Welchen Wolf fütterst du? – Vielleicht kennst du diese Legende schon:
Eines Abends erzählte ein alter Indianer seinem Enkel vom Kampf, der in jedem Menschen tobt:
„In unserem Herzen leben zwei Wölfe. Sie kämpfen oft miteinander. Der eine Wolf ist der Wolf der Dunkelheit, der Ängste, des Misstrauens und der Verzweiflung. Er kämpft mit Zorn, Neid, Eifersucht, Sorgen, Schmerz, Gier, Selbstmitleid, Überheblichkeit, Lügen und falschem Stolz.

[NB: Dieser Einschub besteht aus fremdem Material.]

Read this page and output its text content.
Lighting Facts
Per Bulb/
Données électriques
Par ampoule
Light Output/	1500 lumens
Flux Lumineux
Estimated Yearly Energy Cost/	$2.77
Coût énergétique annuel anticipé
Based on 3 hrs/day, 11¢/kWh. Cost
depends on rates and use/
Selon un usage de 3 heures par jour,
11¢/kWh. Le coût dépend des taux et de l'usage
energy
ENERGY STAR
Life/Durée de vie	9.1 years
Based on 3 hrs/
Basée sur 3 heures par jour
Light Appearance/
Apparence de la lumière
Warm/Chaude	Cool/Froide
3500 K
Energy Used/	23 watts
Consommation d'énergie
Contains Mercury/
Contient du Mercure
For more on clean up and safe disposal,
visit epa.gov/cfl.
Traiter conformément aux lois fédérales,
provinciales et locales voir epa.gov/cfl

Der andere Wolf ist der Wolf des Lichts, des Vertrauens, der Hoffnung, der Freude und der Liebe. Er kämpft mit Gelassenheit, Heiterkeit, Güte, Wohlwollen, Zuneigung, Großzügigkeit, Aufrichtigkeit, Mitgefühl und Zuversicht!“
Der kleine Indianer dachte einige Zeit über die Worte seines Großvaters nach und fragte ihn dann: „Und welcher Wolf gewinnt?“ Der alte Indianer antwortete: „Der, den du fütterst.“
Die Geschichte veranschaulicht schön, dass wir die Verantwortung und Macht in uns tragen, auf welche Weise wir durch’s Leben gehen möchten. Und klar will jeder von uns eher den zweiten Wolf mit den schönen Gefühlen füttern.

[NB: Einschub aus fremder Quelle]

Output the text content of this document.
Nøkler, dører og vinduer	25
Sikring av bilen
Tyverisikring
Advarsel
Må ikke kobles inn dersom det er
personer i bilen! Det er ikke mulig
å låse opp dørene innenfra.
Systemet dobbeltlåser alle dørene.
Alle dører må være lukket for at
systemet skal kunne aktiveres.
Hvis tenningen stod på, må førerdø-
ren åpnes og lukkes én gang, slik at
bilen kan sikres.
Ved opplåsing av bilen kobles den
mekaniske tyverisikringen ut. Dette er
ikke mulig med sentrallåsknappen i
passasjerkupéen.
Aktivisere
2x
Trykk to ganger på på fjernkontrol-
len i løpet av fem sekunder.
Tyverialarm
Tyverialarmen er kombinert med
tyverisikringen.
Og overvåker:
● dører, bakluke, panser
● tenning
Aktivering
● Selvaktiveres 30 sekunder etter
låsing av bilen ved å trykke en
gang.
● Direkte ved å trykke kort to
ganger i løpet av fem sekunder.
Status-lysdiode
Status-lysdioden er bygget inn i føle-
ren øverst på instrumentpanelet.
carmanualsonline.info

Die Realität ist aber oft, dass wir dem anderen Wolf der Dunkelheit ganz schön viel Nahrung geben. Es ist ja auch kein Wunder, wenn wir täglich damit konfrontiert werden in Nachrichten, Zeitungen, Getratsche und Lästern, Klagen und Machtkämpfen. Und dann kommen auch noch unsere eigenen Ängste und Sorgen hinzu.
Trotzdem – auch wenn es anstrengender ist – kann ich immer auch etwas finden, wo ich Hoffnung schöpfe, Freude und Liebe empfinde und mit Mitgefühl agiere.
Und anstatt ein schlechtes Gewissen zu haben, wenn ich dem ersten Wolf gerade mal wieder etwas mehr zum Fressen hingeworfen habe als dem zweiten, akzeptiere ich, dass zwei Wölfe in mir wohnen. Das heißt, dass keiner von beiden gehen wird und jeder essen und gedeihen möchte, wie wir alle. Aber ich entscheide, wer das meiste und beste Essen und die Leckerli bekommt!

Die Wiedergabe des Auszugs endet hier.